Rio de Janeiro police arrest 2 men in gang-rape case

Brazillian Teen Speaks Out About Alleged Gang Rape
Brazillian Teen Speaks Out About Alleged Gang Rape

RIO DE JANEIRO, May 30 (Reuters) - Police in Rio de Janeiro said on Monday they are certain a 16-year-old girl was gang raped earlier this month, but added that it will be hard to prove her allegation that she was assaulted by more than 30 men.

Two suspects in the case were placed in custody on Monday, authorities said. Arrest warrants are pending for four others.

In the clip, the semi-conscious naked girl is seen on a bed as men hurl insults and boast that 30 people had raped her. At one point, a man is seen touching her genitals.

SEE ALSO: Police say student was burned alive by ex in horrific incident

"I am convinced there was a rape, it's right there in the video, when the guy touched the girl," lead investigator Cristiana Bento said in a news conference.

"The rape is proven," Bento said. "What I want to do now is verify the extent of this rape and how many people took part."

Her remark was the first time police have definitively stated the girl, who has not been identified, was raped. Previously, they had said there were all indications that a rape had occurred but that they needed more proof.

Authorities said a medical exam of the victim was only performed five days after the incident, hindering their ability to gather physical evidence that would lead to additional suspects and arrests.

The teen spoke with TV Record in Brazil about the horrifying incident, saying "There were several people laughing at me. I was drugged, I was very groggy, there were lots of people with guns, lots of young guys laughing and talking."

See the protests in the aftermath of the alleged attack:

The alleged attack came to light after a video of the May 21 incident was posted to Twitter almost a week ago, shocking Brazilians.

"In the first moment, I didn't even want to tell my mom. Now I am sure that if I was going through this alone it would be much worse." the victim said. "I knew there would be no justice, that I would be ashamed. If I have to wait for the justice system, they've already shown that nothing is going to happen. I am waiting for the justice of God. That might be late but it never fails."


The case has sparked a debate over sexism and violence in Brazil and raised security concerns ahead of Rio's hosting of the Summer Olympics in August. Crime has fallen in recent years in Rio, though there has been a recent increase in homicides.

The video, which was posted by one of the suspects, was widely shared across social media, prompting widespread outrage and igniting protests in several cities that continued Monday.
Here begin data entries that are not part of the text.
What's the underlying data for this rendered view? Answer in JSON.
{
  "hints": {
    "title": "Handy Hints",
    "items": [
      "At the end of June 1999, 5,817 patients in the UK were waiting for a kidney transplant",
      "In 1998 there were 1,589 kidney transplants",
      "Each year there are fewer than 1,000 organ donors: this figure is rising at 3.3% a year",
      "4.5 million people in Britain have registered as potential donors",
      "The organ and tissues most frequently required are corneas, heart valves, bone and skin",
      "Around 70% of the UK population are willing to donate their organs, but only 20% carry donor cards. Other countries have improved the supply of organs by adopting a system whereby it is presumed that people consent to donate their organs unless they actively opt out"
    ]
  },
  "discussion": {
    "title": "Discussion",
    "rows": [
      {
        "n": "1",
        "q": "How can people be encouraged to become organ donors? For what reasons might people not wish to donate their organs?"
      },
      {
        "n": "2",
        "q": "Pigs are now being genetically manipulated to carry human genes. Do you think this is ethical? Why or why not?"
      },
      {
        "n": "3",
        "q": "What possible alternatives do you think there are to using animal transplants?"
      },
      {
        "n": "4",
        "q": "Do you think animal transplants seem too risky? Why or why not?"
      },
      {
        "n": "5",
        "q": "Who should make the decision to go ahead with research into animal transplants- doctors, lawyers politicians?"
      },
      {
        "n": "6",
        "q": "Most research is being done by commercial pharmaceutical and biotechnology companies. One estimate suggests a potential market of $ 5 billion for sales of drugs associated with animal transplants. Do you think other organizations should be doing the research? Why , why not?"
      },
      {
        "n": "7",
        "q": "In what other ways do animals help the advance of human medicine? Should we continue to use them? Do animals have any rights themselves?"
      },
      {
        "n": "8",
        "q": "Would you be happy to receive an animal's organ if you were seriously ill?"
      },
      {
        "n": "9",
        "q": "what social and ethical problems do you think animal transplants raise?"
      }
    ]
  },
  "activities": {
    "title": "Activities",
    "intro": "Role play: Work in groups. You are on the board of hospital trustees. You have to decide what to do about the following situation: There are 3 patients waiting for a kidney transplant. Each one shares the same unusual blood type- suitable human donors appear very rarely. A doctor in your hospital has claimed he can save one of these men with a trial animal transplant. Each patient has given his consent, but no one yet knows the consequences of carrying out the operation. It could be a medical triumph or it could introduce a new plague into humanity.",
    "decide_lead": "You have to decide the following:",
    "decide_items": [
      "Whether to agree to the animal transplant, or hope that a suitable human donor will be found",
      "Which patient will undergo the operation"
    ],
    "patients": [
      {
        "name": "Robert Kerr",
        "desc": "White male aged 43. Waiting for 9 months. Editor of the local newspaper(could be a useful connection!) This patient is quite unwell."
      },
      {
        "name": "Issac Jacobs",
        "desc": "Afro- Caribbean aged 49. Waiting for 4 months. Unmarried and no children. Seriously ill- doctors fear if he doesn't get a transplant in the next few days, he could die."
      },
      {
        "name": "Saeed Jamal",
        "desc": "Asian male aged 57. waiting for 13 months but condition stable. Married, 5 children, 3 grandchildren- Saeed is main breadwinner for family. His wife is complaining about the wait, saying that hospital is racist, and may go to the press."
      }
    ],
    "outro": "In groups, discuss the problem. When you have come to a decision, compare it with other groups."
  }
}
Some people, however, have focused their blame on the girl, with Bento noting that "she is being victimized by people judging her because she may have dressed in a certain way."

Protesters chanted "there was no rape" and held placards stating the same thing during a small demonstration at a bus stop near the western Rio slum where the girl said the gang rape occurred.

Police scattered the crowd with pepper spray.

The O Globo newspaper posted on its website an audio sent via the Whatsapp messaging service in which an alleged member of the drug gang that controls the slum is heard ordering residents to attend the demonstration.

Bento, the investigator, said she is certain drug gang members were involved in raping the girl. She noted that police have an arrest warrant for Sergio Silva, the local head of the Red Command gang in the slum.

One suspect, 22-year-old Rai Souza, turned himself into police on Monday, authorities said. A second, 20-year-old local professional soccer player Lucas Perdomo, was arrested.

The girl at the center of the case is now under state protection and she and her family intend to leave Rio, officials said.

Brazil's Justice Minister Alexandre Moraes, visiting Rio for a meeting about Olympic security, said he would put the girl and her family in the federal government's witness protection program, should they want it.